A two-time Frontier League All-Star, Kinsolving finished his Frontier League career fourth all-time with 56 homers and fifth all-time with 248 RBIs.
"He was getting ready to play in the [independent] Atlantic League, but he got hurt," Warren said. "I had wanted him to be my bench coach when I got the job.
"It's a shame he got hurt, but it worked out perfect for him to be one of my coaches."
Warren said he and Kinsolving often reminisce about their days at Southeast under coach Mark Hogan.
"We both have fond memories of SEMO. We never forget our roots," Warren said. "Coach Hogan was up here recently for a game and we all got together. I know he was proud."
Another Southeast connection with the Grizzlies is Chris Gibson, a current Gateway player who was with the Redhawks in 2005 and 2006. The son of Hall of Fame pitcher Bob Gibson is batting .279.
"He's doing a good job for us and he's a good kid," Warren said.
Although Warren is certainly not getting rich managing the Grizzlies, his job is full-time and year-round as he also serves as the organization's youth programs director. In that position, Warren directs Grizzlies' summer camps and works closely with Little Leagues in the St.

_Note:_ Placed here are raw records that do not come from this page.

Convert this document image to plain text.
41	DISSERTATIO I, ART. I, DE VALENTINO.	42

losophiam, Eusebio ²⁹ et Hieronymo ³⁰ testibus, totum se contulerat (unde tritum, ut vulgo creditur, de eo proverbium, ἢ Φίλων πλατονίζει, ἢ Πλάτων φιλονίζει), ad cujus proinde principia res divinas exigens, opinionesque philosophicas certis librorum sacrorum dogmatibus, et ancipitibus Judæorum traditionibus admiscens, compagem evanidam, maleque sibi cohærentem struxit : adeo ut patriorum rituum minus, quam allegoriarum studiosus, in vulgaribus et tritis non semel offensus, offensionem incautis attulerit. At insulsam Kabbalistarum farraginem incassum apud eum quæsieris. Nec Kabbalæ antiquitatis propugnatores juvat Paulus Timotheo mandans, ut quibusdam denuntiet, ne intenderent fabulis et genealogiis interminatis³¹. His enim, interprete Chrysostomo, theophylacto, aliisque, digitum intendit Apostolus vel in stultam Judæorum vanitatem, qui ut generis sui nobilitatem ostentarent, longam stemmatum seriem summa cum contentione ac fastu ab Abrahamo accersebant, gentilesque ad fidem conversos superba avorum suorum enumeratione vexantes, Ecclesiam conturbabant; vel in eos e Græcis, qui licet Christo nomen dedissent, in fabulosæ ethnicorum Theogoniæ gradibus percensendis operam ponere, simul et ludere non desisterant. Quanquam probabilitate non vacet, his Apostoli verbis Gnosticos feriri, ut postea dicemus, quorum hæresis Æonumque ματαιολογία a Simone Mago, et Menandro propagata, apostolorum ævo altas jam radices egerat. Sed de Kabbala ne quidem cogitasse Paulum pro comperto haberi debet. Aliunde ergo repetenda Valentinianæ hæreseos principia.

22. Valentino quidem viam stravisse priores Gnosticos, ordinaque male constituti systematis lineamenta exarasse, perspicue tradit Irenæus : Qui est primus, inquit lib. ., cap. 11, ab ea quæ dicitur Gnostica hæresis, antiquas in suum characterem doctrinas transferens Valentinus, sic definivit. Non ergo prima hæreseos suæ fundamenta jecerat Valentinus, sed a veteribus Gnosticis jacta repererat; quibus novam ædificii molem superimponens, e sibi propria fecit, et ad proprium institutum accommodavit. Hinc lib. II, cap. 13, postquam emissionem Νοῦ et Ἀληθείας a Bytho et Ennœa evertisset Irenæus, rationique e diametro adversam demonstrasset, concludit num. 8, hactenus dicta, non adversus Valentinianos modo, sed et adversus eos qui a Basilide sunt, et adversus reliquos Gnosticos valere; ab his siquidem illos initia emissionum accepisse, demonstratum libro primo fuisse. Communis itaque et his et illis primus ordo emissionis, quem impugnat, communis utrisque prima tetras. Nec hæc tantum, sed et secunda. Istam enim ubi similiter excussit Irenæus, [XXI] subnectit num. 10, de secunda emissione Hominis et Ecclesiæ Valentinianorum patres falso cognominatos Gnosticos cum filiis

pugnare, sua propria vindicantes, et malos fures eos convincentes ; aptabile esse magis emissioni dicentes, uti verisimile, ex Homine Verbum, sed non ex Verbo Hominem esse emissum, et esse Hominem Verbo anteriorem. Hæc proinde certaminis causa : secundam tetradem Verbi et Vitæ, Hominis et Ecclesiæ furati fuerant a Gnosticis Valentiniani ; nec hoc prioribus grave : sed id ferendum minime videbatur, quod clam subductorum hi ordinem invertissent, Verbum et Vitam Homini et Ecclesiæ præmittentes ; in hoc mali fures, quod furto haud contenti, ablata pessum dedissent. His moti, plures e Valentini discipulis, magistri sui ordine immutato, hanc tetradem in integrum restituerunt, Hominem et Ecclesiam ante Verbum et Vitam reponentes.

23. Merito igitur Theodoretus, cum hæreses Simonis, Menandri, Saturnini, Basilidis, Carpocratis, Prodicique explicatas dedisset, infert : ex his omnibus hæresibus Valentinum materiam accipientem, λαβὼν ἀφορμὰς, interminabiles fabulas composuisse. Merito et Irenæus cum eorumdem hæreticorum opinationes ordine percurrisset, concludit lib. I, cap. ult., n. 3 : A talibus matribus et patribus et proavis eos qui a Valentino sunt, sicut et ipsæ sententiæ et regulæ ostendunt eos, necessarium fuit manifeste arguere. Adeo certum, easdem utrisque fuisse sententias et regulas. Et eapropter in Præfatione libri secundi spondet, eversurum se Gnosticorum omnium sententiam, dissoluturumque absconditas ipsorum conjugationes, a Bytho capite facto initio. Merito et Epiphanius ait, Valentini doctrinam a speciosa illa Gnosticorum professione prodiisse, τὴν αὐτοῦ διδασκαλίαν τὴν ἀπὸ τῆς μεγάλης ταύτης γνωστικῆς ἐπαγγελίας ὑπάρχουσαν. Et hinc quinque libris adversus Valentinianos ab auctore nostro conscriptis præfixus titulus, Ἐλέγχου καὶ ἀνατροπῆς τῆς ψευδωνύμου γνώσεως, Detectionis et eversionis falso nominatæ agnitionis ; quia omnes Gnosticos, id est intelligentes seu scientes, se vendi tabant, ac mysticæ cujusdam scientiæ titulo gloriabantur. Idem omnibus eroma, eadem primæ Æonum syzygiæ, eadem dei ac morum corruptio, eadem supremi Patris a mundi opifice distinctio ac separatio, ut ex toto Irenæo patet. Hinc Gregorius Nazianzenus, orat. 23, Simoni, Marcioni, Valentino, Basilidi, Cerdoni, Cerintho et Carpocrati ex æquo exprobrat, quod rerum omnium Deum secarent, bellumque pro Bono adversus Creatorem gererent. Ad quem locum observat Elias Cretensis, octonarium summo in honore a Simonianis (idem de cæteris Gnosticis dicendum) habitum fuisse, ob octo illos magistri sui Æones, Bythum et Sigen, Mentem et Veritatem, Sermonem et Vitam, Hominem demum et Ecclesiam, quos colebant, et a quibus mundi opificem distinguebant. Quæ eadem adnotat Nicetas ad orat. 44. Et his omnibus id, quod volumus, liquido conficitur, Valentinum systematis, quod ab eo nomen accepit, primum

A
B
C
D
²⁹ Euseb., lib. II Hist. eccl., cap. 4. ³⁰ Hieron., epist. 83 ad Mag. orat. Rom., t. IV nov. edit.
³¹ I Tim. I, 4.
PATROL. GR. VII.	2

Louis and Metro East areas.
"It's an enjoyable part of my job," he said.
The dream of many young baseball players is to eventually reach the majors, but getting there through independent leagues is normally a real longshot.
That probably goes for managing or coaching as well, but Warren hasn't given much thought to joining an affiliated minor-league team and trying to work his way up the ladder.
"I would cross that bridge when I get there, but I really like helping hungry kids coming out of college, kids who might have been overlooked, kids who people said weren't good enough," Warren said. "That's how I feel about me and DK. I feel like we could have played with the guys who were picked up [by major league organizations].
"I've seen how the Frontier League has grown over the years, how popular it's gotten, how it keeps expanding."
And besides, he enjoys what he's doing now.
"I really love everything about the job I have, and the biggest thing is, it's in my own backyard," he said. "I want to do this as long as I can, as long as they'll have me."